Job #6: Package Courier
If you are relatively healthy and in good shape, perhaps you might consider working for companies that deliver packages for customers. Companies such as UPS and FedEx are most often in need for mail sorters, truck drivers, and floor managers. Keep in mind that these jobs may require heavy lifting and standing on your feet for long periods of time. Nevertheless, if you are up to the challenge, go to the main websites for UPS, FedEx or other big package companies for more information.
Job #7: Retail Cashier
If you are the type of person who likes to stay busy and loves to be around people in general, perhaps being a retail checkout cashier may be the job for you. Peak times for this job are around the major holidays, but department stores and supermarkets almost always have a need for cashiers. Be advised that these jobs require long periods of standing as well as lots of patience as heavy personal contact may involve difficult customers from time to time. There are also jobs available in shelf stocking, security, and customer greeting. To get started, you can go to the Older and Bolder section of the website CoolWorks.com which helps older workers find job placements.
Job#8: Blogging and/or Affiliate Marketing
If you like writing or have a passion for a particular hobby or subject, perhaps you might consider starting a blog. Online blogs have exploded over the internet in the past couple of years. Blogging topics can be wide ranging–anywhere from providing basic information on health and fitness, weight loss products, and how-to’s. Most blogs currently online are monetized, meaning that the blog owner is either selling a particular product he/she owns, or is selling another person’s product as a affiliate. Blogs can also be monetized by placing ads (ie. Google Ads) selling similar to what the blog topic is. Affiliate marketing is basically the process of selling another person’s or company’s product and getting paid a commission by that person or company for each sale made. Sounds good, but don’t know where to start? I would recommend you start where I learned how to start this blog–the #1 community for aspiring bloggers and affiliate marketers.
Job#9: Your Old Job, Part-Time
If you have been one of the lucky ones to have had a job that you simply loved to do, perhaps your boss may be open to you working part-time instead of full time. If you know of someone else in your workplace who has done this, talk to that person and find out how they negotiated the deal. If not, then you will have to be your own advocate and approach your boss with a specific proposal. The proposal should include how many day per week you want to work, and what responsibilities you are willing to keep, etc. You also have the option to work in your field but with a different employer. For instance, FlexProfessionals, a staffing firm based in Washington and Boston, can help people find work in those cities. Other websites that cater to older workers include: www.workforce50.com and www.seniorjobbank.org. Temp staffing agencies may also be a viable option to consider.

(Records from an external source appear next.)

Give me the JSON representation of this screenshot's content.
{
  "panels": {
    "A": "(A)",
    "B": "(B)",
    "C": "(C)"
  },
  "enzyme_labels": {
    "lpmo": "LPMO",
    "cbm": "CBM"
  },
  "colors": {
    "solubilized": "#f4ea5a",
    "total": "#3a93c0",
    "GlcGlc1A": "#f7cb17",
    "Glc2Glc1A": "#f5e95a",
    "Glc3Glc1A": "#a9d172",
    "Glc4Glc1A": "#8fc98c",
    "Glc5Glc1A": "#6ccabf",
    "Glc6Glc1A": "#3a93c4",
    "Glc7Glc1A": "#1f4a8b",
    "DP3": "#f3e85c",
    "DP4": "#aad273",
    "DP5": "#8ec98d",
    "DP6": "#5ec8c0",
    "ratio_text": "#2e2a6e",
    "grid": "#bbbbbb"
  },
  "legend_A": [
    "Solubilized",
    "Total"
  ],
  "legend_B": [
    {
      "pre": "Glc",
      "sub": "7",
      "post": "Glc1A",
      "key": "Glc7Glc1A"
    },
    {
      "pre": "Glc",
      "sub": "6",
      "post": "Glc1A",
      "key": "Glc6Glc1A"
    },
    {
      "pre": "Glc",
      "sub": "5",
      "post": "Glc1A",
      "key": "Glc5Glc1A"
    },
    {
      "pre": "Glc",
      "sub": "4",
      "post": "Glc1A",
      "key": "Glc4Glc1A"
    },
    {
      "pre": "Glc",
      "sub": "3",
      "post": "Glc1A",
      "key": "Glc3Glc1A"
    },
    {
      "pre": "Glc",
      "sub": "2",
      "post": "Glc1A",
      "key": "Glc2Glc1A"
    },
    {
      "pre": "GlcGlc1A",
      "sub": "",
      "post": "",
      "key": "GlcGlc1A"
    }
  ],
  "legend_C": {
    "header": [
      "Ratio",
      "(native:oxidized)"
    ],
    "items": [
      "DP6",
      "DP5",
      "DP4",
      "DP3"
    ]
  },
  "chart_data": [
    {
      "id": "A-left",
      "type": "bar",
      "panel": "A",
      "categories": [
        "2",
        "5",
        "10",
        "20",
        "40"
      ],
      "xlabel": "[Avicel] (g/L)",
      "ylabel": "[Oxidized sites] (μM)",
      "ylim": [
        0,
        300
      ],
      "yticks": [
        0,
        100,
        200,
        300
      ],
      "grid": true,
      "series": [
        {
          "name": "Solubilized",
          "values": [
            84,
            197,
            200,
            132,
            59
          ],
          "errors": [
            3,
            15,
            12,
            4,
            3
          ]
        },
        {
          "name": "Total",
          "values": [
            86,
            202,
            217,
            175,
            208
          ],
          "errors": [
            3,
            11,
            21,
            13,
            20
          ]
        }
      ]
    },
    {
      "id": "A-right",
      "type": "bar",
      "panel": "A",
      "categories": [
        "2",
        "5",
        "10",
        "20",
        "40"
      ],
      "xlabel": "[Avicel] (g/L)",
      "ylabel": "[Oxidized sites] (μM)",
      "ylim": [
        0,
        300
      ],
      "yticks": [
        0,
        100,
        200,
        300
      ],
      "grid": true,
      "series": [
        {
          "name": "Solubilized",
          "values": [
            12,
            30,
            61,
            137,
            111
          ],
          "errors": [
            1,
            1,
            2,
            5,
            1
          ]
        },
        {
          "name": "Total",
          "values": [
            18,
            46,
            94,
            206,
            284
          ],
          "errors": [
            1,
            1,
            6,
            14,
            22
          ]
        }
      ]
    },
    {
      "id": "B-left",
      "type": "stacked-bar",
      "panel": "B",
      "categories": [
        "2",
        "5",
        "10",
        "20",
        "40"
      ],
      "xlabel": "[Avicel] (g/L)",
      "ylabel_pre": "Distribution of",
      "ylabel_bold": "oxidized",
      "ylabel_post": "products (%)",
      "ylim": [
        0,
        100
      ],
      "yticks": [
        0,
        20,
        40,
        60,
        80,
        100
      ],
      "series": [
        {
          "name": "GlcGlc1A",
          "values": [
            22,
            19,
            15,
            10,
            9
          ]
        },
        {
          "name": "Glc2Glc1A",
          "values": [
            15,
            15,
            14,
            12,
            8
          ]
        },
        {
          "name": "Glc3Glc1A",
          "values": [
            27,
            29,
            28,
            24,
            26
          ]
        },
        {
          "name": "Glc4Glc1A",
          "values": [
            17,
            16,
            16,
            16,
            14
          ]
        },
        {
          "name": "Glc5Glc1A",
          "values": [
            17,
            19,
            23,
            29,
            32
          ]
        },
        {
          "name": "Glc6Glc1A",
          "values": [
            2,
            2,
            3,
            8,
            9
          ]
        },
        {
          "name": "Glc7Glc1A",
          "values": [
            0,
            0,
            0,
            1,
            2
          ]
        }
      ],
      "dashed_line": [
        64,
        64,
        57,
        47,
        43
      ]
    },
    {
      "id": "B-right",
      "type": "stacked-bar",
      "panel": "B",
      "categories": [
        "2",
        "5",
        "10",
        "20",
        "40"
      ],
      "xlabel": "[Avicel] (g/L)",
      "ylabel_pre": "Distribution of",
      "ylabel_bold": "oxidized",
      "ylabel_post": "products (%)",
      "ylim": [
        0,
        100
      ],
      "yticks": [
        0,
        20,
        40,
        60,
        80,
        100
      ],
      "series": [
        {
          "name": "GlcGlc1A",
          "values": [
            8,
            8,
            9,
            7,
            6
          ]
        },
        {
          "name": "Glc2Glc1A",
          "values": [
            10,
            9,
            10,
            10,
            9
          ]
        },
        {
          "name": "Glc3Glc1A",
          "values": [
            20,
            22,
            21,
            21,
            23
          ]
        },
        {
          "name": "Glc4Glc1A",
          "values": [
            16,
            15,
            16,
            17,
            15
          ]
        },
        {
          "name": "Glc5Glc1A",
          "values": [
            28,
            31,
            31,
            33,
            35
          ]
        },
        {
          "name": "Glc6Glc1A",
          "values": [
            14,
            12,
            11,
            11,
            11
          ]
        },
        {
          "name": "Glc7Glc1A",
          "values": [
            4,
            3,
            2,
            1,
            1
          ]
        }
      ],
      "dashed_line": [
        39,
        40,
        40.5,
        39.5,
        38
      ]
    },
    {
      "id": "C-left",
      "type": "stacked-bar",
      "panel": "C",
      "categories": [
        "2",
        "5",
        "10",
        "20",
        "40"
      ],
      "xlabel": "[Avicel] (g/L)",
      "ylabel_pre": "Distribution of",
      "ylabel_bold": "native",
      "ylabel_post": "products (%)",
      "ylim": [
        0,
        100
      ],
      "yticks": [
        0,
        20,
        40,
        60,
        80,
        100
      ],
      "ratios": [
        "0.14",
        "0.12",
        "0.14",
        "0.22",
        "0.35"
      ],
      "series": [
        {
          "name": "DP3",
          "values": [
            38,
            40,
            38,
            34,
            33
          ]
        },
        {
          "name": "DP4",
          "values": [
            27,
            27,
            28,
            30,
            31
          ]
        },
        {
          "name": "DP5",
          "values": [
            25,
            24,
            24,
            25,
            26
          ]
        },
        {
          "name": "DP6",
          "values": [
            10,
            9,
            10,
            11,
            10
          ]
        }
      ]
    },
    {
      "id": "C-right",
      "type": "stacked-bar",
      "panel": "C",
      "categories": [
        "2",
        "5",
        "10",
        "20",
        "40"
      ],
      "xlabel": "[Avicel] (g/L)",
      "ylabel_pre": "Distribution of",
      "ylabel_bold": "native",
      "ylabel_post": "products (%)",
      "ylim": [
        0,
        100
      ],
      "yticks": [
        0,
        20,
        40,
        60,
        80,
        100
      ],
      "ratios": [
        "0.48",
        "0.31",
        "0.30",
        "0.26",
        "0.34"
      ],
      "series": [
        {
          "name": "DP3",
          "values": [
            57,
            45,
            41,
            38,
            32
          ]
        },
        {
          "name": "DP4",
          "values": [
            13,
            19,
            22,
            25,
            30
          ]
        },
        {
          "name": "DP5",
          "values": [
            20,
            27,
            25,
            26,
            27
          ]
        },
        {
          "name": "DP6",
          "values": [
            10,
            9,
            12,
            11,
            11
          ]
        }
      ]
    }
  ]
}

Whatever path you choose to take regarding life after retirement, make sure that it is something you enjoy doing and is as stress free as possible. Nothing can be more depressing than to be over 50, either working at a job you hate because you really need the money, or sitting at home feeling bored with nothing to do. Your golden years of life should be filled with the freedom to do what you want to do and when you want to do it. If you still want to work, find a job that is satisfying and makes you feel happy. If you do not wish to work anymore, that’s okay too. Just find some hobby or something to do that makes each day a positive one. Take a moment to ask yourself some basic questions regarding whether you need to reorganize yourself and determine what you want to do.